Но, несмотря на его страстные заверения, гоглесканка явно была близка к панике.
– Я знаю, что целительницу пугает даже самая мысль о прикосновении к ней, – поспешно продолжал Конвей, торопливо обдумывая новый подход, прекрасный по своей простоте при условии полного отката от соображений личной безопасности. – Пугает, потому что существует инстинктивная реакция на всех и вся, способных представлять собой угрозу. Но если бы удалось доказать, что я не представляю никакой угрозы как на подсознательном, так и на сознательном уровне, то, вероятно, вы смогли бы избавиться от этой инстинктивной реакции. Я предлагаю…
Оказывается, вернулся Вейнрайт. Лейтенант стоял рядом с Конвеем и слушал, крепко сжав в руке видеокассету. Наконец он не выдержал и сдавленным голосом проговорил:
– Доктор, вы с ума сошли.
Испрашивать согласия Вейнрайта Конвею пришлось гораздо дольше, чем согласия Коун, но в конце концов Конвей таки добился своего. Вейнрайт принес из кладовой носилки. Конвей улегся на них, а лейтенант крепко-накрепко пристегнул его ремнями. Ремни были снабжены замками, которые Вейнрайт мог легко открыть с помощью дистанционного пульта. Вейнрайт и настоял на этом. Затем он перекатил носилки на ту половину комнаты, где разместилась Коун, и опустил их на высоту, удобную для работы гоглесканской целительницы – если бы та, конечно, решилась приблизиться к Конвею.

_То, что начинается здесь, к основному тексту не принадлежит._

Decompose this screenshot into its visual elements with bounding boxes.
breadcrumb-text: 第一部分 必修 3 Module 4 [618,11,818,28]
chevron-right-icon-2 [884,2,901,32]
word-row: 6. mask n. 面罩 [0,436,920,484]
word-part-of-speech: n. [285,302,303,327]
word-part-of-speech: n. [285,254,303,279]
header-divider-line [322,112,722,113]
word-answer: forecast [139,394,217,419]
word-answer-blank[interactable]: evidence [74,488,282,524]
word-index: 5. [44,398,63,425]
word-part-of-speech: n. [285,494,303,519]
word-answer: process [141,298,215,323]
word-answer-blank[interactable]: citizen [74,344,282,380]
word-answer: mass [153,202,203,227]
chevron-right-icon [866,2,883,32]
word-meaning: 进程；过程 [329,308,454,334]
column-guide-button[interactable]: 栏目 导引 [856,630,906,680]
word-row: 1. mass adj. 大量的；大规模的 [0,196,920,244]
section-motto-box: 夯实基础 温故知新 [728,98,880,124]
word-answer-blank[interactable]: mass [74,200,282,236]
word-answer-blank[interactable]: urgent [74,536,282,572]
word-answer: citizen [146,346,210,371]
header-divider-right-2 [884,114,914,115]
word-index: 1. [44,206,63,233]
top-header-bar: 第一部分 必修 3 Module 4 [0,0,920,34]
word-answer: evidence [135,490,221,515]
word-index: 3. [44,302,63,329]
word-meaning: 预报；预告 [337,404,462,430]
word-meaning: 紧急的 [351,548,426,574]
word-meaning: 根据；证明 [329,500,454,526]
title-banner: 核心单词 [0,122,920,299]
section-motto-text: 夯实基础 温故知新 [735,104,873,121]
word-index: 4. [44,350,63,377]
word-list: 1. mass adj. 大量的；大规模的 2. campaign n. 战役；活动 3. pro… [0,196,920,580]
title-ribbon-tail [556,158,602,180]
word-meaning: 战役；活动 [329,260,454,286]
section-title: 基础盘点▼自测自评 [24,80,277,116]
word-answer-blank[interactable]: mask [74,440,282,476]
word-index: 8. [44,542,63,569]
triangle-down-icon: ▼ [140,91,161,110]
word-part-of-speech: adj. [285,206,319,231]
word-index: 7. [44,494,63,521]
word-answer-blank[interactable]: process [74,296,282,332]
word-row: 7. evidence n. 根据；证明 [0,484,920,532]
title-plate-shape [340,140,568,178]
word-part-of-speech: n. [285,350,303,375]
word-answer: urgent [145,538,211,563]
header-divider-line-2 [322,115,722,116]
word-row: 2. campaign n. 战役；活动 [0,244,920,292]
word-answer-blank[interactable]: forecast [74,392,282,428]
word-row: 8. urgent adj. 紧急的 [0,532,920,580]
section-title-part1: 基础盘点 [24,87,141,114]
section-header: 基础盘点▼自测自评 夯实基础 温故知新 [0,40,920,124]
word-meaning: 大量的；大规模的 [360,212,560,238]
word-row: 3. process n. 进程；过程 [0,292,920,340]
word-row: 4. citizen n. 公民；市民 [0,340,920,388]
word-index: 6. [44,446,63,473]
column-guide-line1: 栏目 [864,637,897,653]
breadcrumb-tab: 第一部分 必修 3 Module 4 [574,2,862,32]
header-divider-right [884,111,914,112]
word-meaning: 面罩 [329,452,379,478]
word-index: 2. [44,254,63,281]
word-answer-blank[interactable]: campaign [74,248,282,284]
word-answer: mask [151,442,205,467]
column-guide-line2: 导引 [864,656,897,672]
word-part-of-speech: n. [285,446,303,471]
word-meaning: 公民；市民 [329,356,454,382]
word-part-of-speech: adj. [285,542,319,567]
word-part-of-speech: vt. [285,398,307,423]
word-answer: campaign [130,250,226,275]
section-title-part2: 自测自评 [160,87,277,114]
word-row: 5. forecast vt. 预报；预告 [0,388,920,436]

Идея у Конвея родилась такая: если он не мог произвести физическое обследование Коун, то пусть Коун обследует его – совершенно беспомощного и не способного на сколь-либо угрожающее поведение. По мнению Конвея, так можно было подготовить Коун к моменту, когда настанет черед землянина обследовать гоглесканку. Однако, как вскоре стало ясно, ждать этого момента следовало долго.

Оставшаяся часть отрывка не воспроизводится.